Dutzende rote und blaue Luftballons hängen im Empfangsraum des Zucht- und Milchviehbetriebs Samen, von dem aus man einen guten Blick auf den Robotermelkstand und den Boxenlaufstall hat. „Wir haben letztes Wochenende mit allen Mitarbeitern unser 40-jähriges Bestehen gefeiert“, erzählt Patrick Friesen, während sich seine Kollegen Guus Verhaag und Gerard Scheepens zu uns an den Tisch setzen.
Alle bei KI Samen sind stolz auf die Geschichte und das, was in vier Jahrzehnten erreicht wurde. Aber die Lieblingsthemen sind ganz klar das Heute und die Pläne für Morgen. „Unser Unternehmen befindet sich im Umbruch: KI Samen 2.0. Wir möchten ein engagierter Partner für unsere Kunden sein, im weitesten Sinne des Wortes. Und wir möchten ihnen eine starke Alternative auf internationaler Ebene bieten“, berichtet Friesen.
GEFAHREN
Verhaag und seine Kollegen erklären uns, dass eine Alternative dringend notwendig ist, weil die Zucht ihrer Ansicht nach zu einseitig geworden ist. „Es gibt zwei große Gefahren für die internationale Holsteinzucht: die zunehmende Inzucht und die fehlende Vielfalt auf Seiten der Bullen (aAa-Code)“, betont Verhaag, der das gleich mit Zahlen belegen kann. Letztes Jahr bekamen bei allen Zuchtorganisationen weltweit insgesamt 2.000 Holsteinbullen einen aAa-Code. Sage und schreibe 81 % davon erhielten den Code „234“; das waren 4 % mehr als im Vorjahr. Zum Vergleich: bei KI Samen notieren 49 % der Bullen den Code „234“.
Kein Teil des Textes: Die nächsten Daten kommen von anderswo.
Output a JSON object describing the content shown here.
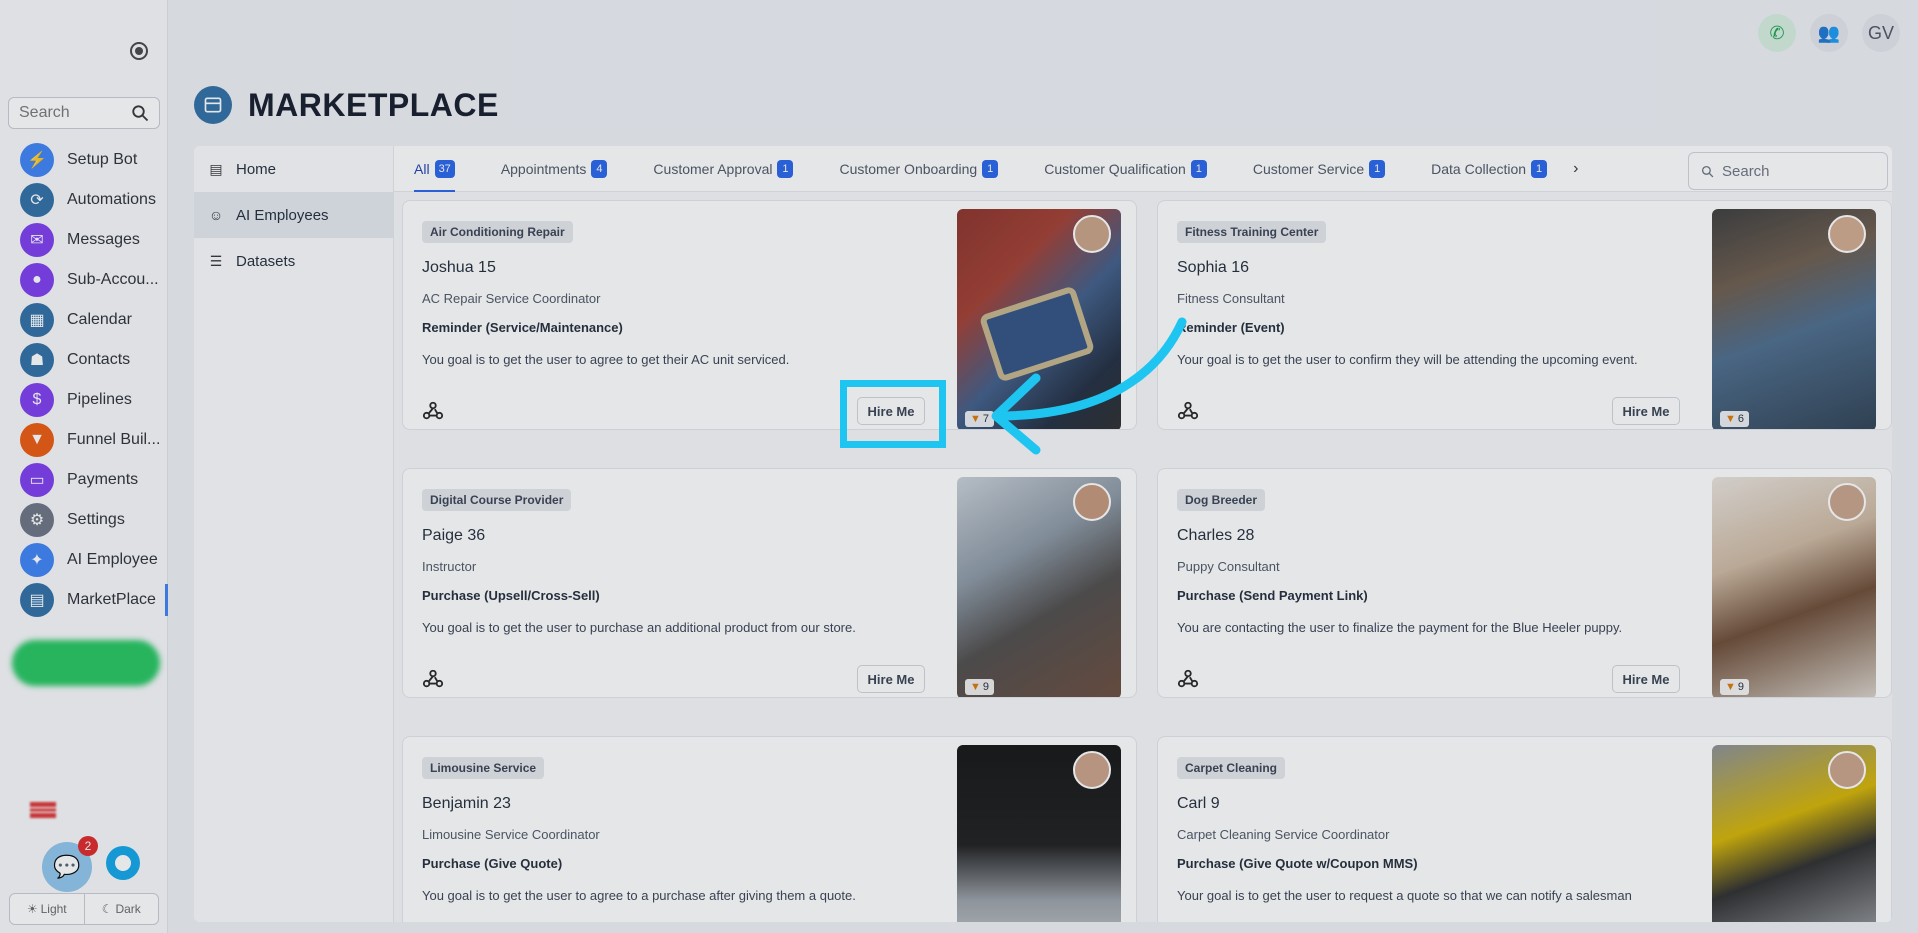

„Das Muster belohnt immer die gleiche Genetik. Dadurch wird immer mehr Gleiches gezüchtet und die Vielfalt bleibt auf der Strecke. Die Kühe werden immer größer und weniger ausbalanciert im Körper. Weil die Diversität immer geringer wird, sind auch Korrekturen schwieriger geworden.“ Für KI Samen ist das Grund genug, nicht dem allgemein gängigen Zuchtmuster zu folgen, sondern lieber auf eine alternative Selektionsmethode zu setzen. Verhaag: „Zucht ist Viehverbesserung, aber das wird in der Praxis nicht immer sichtbar. Wir glauben an eine praktische Wahrheit, nicht an eine Wahrheit auf dem Papier. Wir müssen unbedingt andere Wege einschlagen, wenn wir nicht irgendwann nur noch einen einzigen Typ Bullen haben wollen…“
FORTSCHRITT
„Wir von KI Samen möchten, dass die Viehhalter gut gebaute Kühe züchten können, die problemlos Milch geben, lange leben und wenig Arbeit machen“, sagt Verhaag, der erzählt, dass Kühe nach Ansicht von KI Samen mindestens vier Laktationen absolvieren und im Schnitt 50.000 kg Milch produzieren sollten. „Färsen brauchen noch keine Höchstleistungen zu erreichen. Es ist aber wichtig, dass die Tiere Entwicklungspotenzial haben und über die Laktationen Fortschritte machen. So werden aus ihnen starke Kühe ohne Probleme.“
Verhaag hat auch hierzu Zahlen. Diesmal die Leistungsvererbung pro Laktation von Big Malki: +83 kg in der ersten, +900 kg in der zweiten, +1200 kg in der dritten, +1600 kg in der vierten und +1750 kg in der fünften Laktation. „Malki züchtet keine Töchter mit überragenden Färsenleistungen, aber sie werden mit jeder Laktation ein gutes Stück besser. So wünschen wir uns das.“ Als zweites Beispiel führt Verhaag Malkis Muttersvater Skalsumer Jorryn an. „Der hohe Anteil von 100.000 kg-Kühen unter seinen Töchtern ist wirklich beeindruckend.“
Scheepens pflichtet seinem Kollegen bei: „Der Anteil von 100.000 kg-Kühen bei Ponsstar Shogun ist sogar noch höher. Sein Zuchtwert ist über die Jahre auch immer weiter gestiegen und liegt inzwischen über dem vieler „Topbullen“, die seinerzeit weit vor ihm platziert waren.“
DIE PRAXIS BEWEIST ES
Scheepens zufolge ist es allerdings frustrierend, dass Bullen von KI Samen oft schlechter starten als ihre Kollegen und erst auf der Basis der Töchterinformationen aufholen. „Die Praxis beweist es – das ist nicht umsonst der Leitsatz unseres Unternehmens. Und dieser Aspekt ist sogar aktueller denn je. Die Viehhalter haben immer häufiger mit Problemen zu kämpfen.“ Verhaag kann das bestätigen: „Oft stellen sie das erst fest, wenn alles schiefläuft, und entscheiden dann häufig, andere Rassen einzukreuzen. Obwohl es auch in der Holsteinrasse Alternativen gibt, die allerdings immer seltener werden“, erklärt Verhaag. KI Samen dagegen macht sich dafür stark, dass die Vielfalt erhalten bleibt. Indem das Unternehmen andere Bullen kauft und indem auf dem eigenen Milchviehbetrieb andere weibliche Linien entwickelt werden.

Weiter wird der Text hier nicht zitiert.